RNA-Seq libraries were constructed from 100 ng of RNA using the TruSeq RNA Sample Preparation V2 kit (Illumina). Libraries were clustered on a flowcell using the TruSeq SR Cluster Kit, v3 using a cBot (Illumina), followed by single read sequencing on a HiSeq2500 (Illumina) for 100 cycles. FASTQ files were downloaded from https://basespace.illumina.com.

Libraries were processed via Galaxy on a local computer cluster. Libraries were aligned via TopHat (v1.4.1) to Ensembl’s Mus musculus GRCm38.78 gtf (http://may2012.archive.ensembl.org/Mus_musculus/Info/Index). The –single-paired flag was set to “single,” whereas all other TopHat parameters were set to defaults. HTSeq-count (52) was used to generate gene counts with mode as “Intersection (nonempty)” and Minimum alignment quality set to 0; all others were set to default parameters.

Analysis of the 37,991 Ensembl ID count data was performed using the edgeR package (53) in the R software environment (R Core Team (2017). R: A language and environment for statistical computing. R Foundation for Statistical Computing, Vienna, Austria. https://www.R-project.org/).
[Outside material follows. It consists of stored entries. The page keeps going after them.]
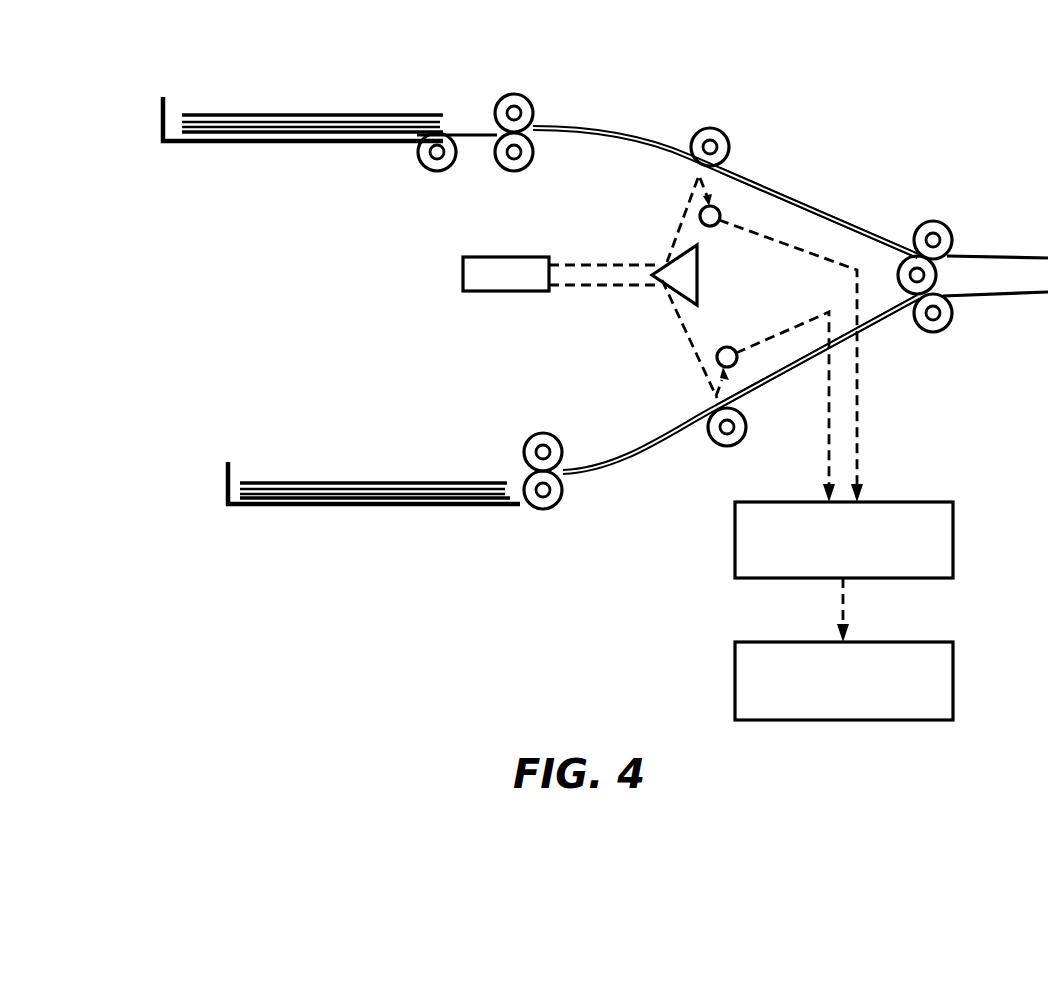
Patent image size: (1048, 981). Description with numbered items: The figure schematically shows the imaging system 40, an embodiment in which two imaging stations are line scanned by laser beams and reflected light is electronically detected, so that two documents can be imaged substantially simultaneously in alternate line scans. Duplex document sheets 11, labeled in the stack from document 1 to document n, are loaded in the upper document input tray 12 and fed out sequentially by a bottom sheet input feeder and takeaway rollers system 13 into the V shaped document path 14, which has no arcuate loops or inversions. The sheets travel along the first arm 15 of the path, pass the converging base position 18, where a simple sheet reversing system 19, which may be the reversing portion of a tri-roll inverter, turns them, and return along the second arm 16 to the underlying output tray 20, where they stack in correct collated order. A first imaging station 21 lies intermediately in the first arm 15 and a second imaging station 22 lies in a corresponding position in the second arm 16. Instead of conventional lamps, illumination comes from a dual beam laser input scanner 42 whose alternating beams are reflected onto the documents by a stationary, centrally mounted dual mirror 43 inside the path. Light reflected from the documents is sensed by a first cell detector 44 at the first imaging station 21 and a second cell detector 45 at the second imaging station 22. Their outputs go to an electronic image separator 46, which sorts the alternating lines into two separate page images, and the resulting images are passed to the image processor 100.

The imaging system 40 is at (783, 86).
The duplex document sheets 11 is at (313, 115).
The document input tray 12 is at (247, 143).
The bottom sheet input feeder and takeaway rollers system 13 is at (452, 170).
The V shaped document path 14 is at (642, 142).
The first arm 15 is at (812, 204).
The second arm 16 is at (772, 372).
The base position 18 is at (907, 229).
The sheet reversing system 19 is at (940, 277).
The output tray 20 is at (375, 506).
The first imaging station 21 is at (684, 173).
The second imaging station 22 is at (694, 399).
The dual beam laser input scanner 42 is at (508, 292).
The dual mirror 43 is at (698, 277).
The first cell detector 44 is at (718, 210).
The second cell detector 45 is at (733, 347).
The electronic image separator 46 is at (953, 543).
The image processor 100 is at (953, 682).
The document n is at (447, 123).
The document 1 is at (373, 153).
For each gene, a negative binomial general linear model (54) appropriate for count data was used for the two-group comparisons of R848 versus MCSF. The Ensembl IDs were filtered to those that had a TMM normalized count of at least one in at least one library, which resulted in 13,690 Ensembl IDs used in the general linear model. The two-group comparison had an 18% biological coefficient of variation and 1,833 protein coding Ensembl IDs had a false discovery rate less than 0.05 and fold change greater than 2 (in either direction) (Shilin Zhao, Yan Guo, Quanhu Sheng and Yu Shyr (2015). heatmap3: An Improved Heatmap Package. R package version 1.1.1. https://CRAN.R-project.org/package=heatmap3).

Tissue macrophage gene signatures were identified in Gautier et al. 2012 (14). Analysis of tissue macrophage signature overlap was conducted by comparing the number of genes significantly upregulated (>2-fold) in R848-derived macrophages versus MCSF-derived macrophages to the number of significantly enriched genes in each tissue macrophage signature(14) using an online tool (http://nemates.org/MA/progs/overlap_stats.html).
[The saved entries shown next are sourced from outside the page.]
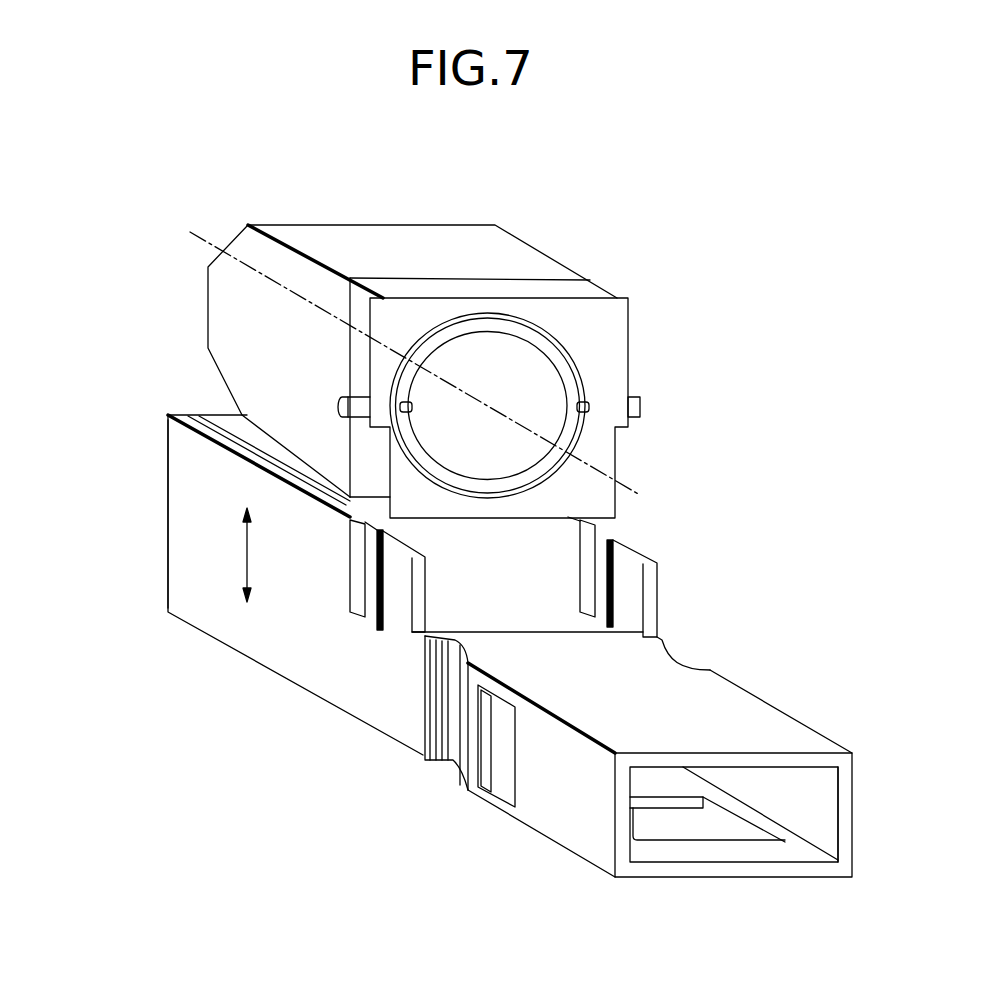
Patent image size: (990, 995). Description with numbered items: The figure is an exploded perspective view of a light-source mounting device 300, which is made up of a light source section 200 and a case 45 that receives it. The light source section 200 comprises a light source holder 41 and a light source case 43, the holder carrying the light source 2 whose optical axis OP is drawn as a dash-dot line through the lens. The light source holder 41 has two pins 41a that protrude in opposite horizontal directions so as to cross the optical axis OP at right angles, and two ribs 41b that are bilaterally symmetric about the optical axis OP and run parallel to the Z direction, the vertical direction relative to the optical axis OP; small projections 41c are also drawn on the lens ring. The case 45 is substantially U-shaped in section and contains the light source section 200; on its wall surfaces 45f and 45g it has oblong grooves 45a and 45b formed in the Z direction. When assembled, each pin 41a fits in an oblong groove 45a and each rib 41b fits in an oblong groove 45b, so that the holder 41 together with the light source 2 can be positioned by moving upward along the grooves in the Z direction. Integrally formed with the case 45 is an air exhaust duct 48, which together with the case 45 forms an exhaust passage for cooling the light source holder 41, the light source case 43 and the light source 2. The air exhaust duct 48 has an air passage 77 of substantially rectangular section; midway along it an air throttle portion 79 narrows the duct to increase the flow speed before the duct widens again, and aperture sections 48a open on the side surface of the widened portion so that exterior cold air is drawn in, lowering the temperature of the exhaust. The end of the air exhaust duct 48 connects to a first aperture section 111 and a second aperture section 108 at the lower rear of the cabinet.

The light source 2 is at (473, 333).
The light source holder 41 is at (593, 290).
The pin 41a is at (332, 405).
The rib 41b is at (402, 313).
The lens ring projection 41c is at (410, 414).
The light source case 43 is at (530, 238).
The case 45 is at (222, 630).
The oblong groove 45a is at (355, 590).
The oblong groove 45b is at (380, 632).
The wall surface 45f is at (165, 532).
The wall surface 45g is at (552, 536).
The air exhaust duct 48 is at (748, 704).
The aperture section 48a is at (508, 777).
The air passage 77 is at (822, 823).
The air throttle portion 79 is at (685, 656).
The second aperture section 108 is at (687, 843).
The first aperture section 111 is at (828, 799).
The light source section 200 is at (655, 311).
The light-source mounting device 300 is at (343, 765).
The optical axis OP is at (192, 232).
The Z direction Z is at (260, 555).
iHPC, RPM and Ly6C^hi monocyte RNA-Seq:

Five hundred cells were sorted into lysis buffer from the SMART-Seq v4 Ultra Low Input RNA Kit for Sequencing (Takara). Reverse transcription was performed followed by PCR amplification to generate full-length amplified cDNA. Sequencing libraries were constructed using the NexteraXT DNA sample preparation kit (Illumina) to generate Illumina-compatible barcoded libraries. Libraries were pooled and quantified using a Qubit® Fluorometer (Life Technologies). Dual-index, single-read sequencing of pooled libraries was carried out on a HiSeq2500 sequencer (Illumina) with 58-base reads, using HiSeq v4 Cluster and SBS kits (Illumina) with a target depth of 5×10⁶ reads per sample. Basecalls were processed to FASTQs on BaseSpace (Illumina), and a base call quality trimming step was applied to remove low-confidence base calls from the ends of reads.
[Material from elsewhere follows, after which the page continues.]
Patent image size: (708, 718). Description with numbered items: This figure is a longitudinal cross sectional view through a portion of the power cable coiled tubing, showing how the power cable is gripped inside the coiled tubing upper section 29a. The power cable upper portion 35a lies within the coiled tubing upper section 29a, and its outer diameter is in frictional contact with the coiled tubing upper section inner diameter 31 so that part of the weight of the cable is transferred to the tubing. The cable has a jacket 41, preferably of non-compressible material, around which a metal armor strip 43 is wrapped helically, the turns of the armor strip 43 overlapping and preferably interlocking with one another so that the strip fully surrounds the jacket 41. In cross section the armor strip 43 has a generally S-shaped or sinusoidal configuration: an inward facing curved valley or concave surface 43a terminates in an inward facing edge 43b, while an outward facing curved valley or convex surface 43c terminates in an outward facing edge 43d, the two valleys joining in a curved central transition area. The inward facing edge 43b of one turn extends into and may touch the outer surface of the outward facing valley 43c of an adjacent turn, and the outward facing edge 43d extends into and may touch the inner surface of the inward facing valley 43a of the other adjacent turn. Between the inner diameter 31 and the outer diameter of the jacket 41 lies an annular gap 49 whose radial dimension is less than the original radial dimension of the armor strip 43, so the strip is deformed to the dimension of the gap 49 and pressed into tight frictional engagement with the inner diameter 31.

Libraries were processed via Galaxy as above. Analysis of the 37,991 Ensembl ID count data was performed using voom from the limma package updated for RNA-sequencing experiments (55) in the R software environment. The Ensembl IDs were filtered to those that encoded for protein coding genes, and had a TMM normalized count of at least one count per million in at least 10% of the libraries, which resulted in 12,856 Ensembl IDs used in the general linear model. Samples were removed from analysis if the number of aligned reads was less than 500,000. Two-group comparisons were filtered for a false discovery rate of 0.05 after multiple testing correction, and a fold change of 1.5 or greater. Heatmaps were constructed using the heatmap3 package (54).

RNA-Seq data are available in GEO SuperSeries GSE117718 containing CMP dataset (GSE70520) and iHPC dataset (GSE117711).